Anche l’ultimo report Caritas non invita all’ottimismo. Nell’Isola, nel 2019, si trovavano in condizioni di povertà relativa circa 94.000 famiglie (rispetto alle 141.000 del 2018): come a livello nazionale, tale decremento potrebbe essere spiegato con la fruizione delle due misure di sostegno economico, di cui godono, nel complesso, oltre 50mila nuclei di beneficiari (oltre 100.000 persone coinvolte), con un importo medio erogato pari a 526,87 euro riguardo al Reddito di cittadinanza e a euro 250,10 per la Pensione di cittadinanza. Tale miglioramento, tuttavia, si giustifica – secondo Caritas Sardegna – più sul piano della disponibilità dei redditi associati ai consumi delle famiglie piuttosto che della base produttiva nel suo complesso. Uno scenario che si è modificato bruscamente a causa della pandemia da COVID-19: nel primo semestre del 2020, infatti, si è registrata una diminuzione del PIL del 12,0% a livello nazionale; a livello regionale, gli effetti del confinamento dovuti all’emergenza sanitaria hanno messo fortemente in discussione i segnali di riequilibrio dell’economia, facendo emergere, tra le categorie più esposte alle conseguenze economiche dell’emergenza, giovani e lavoratori precari.
Cgil Cisl e Uil ritengono imprescindibile avviare il confronto con la Giunta sulle scelte per lo sviluppo economico e sociale, sulle misure di sostegno ai lavoratori, ai soggetti più deboli e alle famiglie, sulla programmazione delle risorse ordinarie e aggiuntive messe a disposizione dallo Stato e dall’Ue per la ripresa così come sulle riforme necessarie ad ammodernare e rendere più efficienti i servizi pubblici universali e l’amministrazione regionale.

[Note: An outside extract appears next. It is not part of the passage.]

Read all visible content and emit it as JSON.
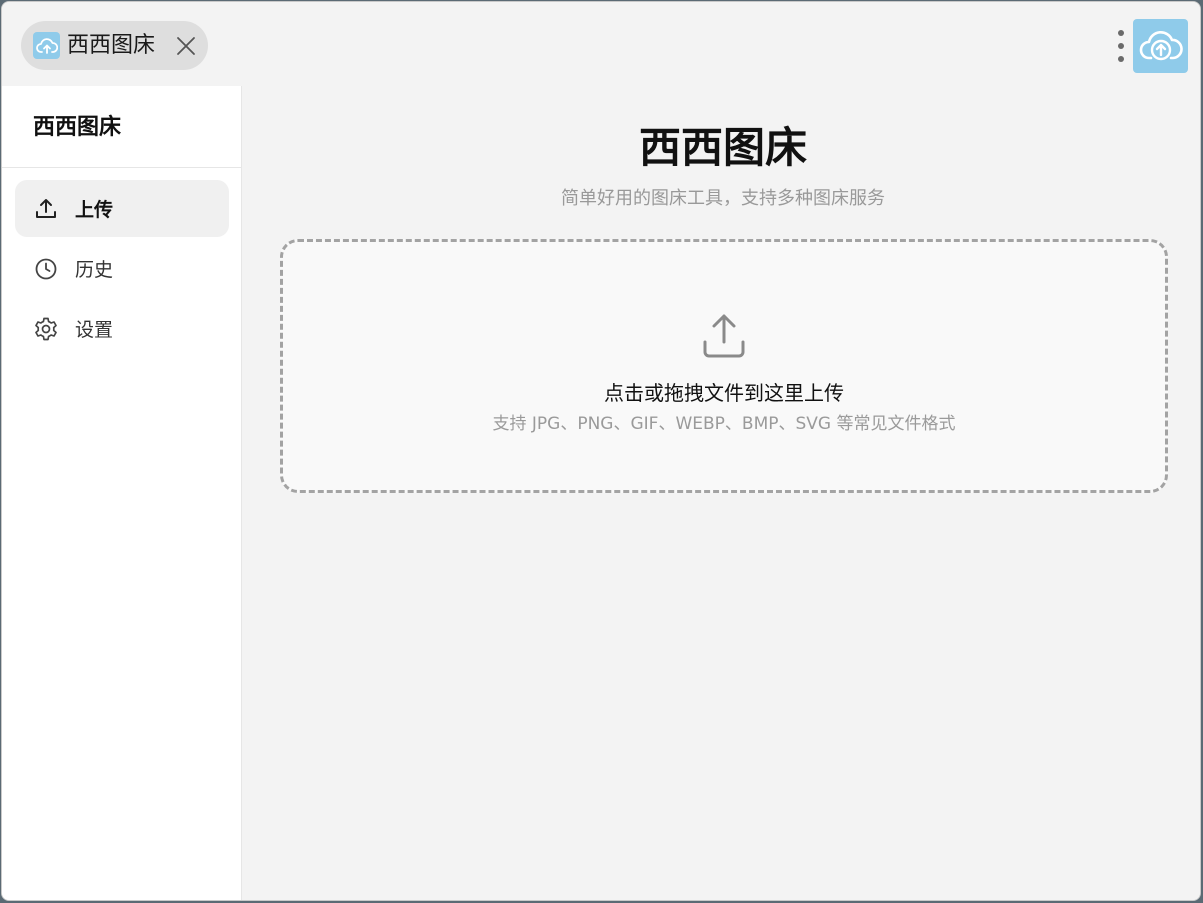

“Riteniamo indispensabile – aggiungono i sindacati – una revisione del metodo e della sostanza nella programmazione e nelle politiche economiche e finanziarie, a partire dal programma generale di sviluppo dentro il quale occorre contestualizzare le nuove risorse del quadro finanziario pluriennale, del programma Next Generation Eu, dei fondi nazionali e regionali”. Ai sindacati non è piaciuto che siano venuti fuori da un magico cilindro oltre 200 progetti, per un importo complessivo di oltre 7 miliardi di euro da finanziare col Recovery fund, senza quell’atteso e opportuno coinvolgimento delle forze sociali, culturali, imprenditoriali nella progettazione dell’ammodernamento delle strutture materiali e immateriali della Sardegna. Da questi progetti dipende, infatti, il riequilibrio dell’isola con altre aree del Paese e d’Europa sugli svantaggi competitivi legati all’insularità e il recupero dei ritardi in fatto di istruzione, formazione professionale e tecnologie.
“Si tratta di scelte sulle quali occorre massima condivisione e coinvolgimento, perché incideranno – dicono Cgil, Cisl e Uil – sul mondo del lavoro, sull’intera società sarda e sulle future generazioni: per queste ragioni il sindacato unitariamente non può che reagire e rivendicare un radicale cambio di atteggiamento e di sostanza nell’azione politica e amministrativa della Regione”.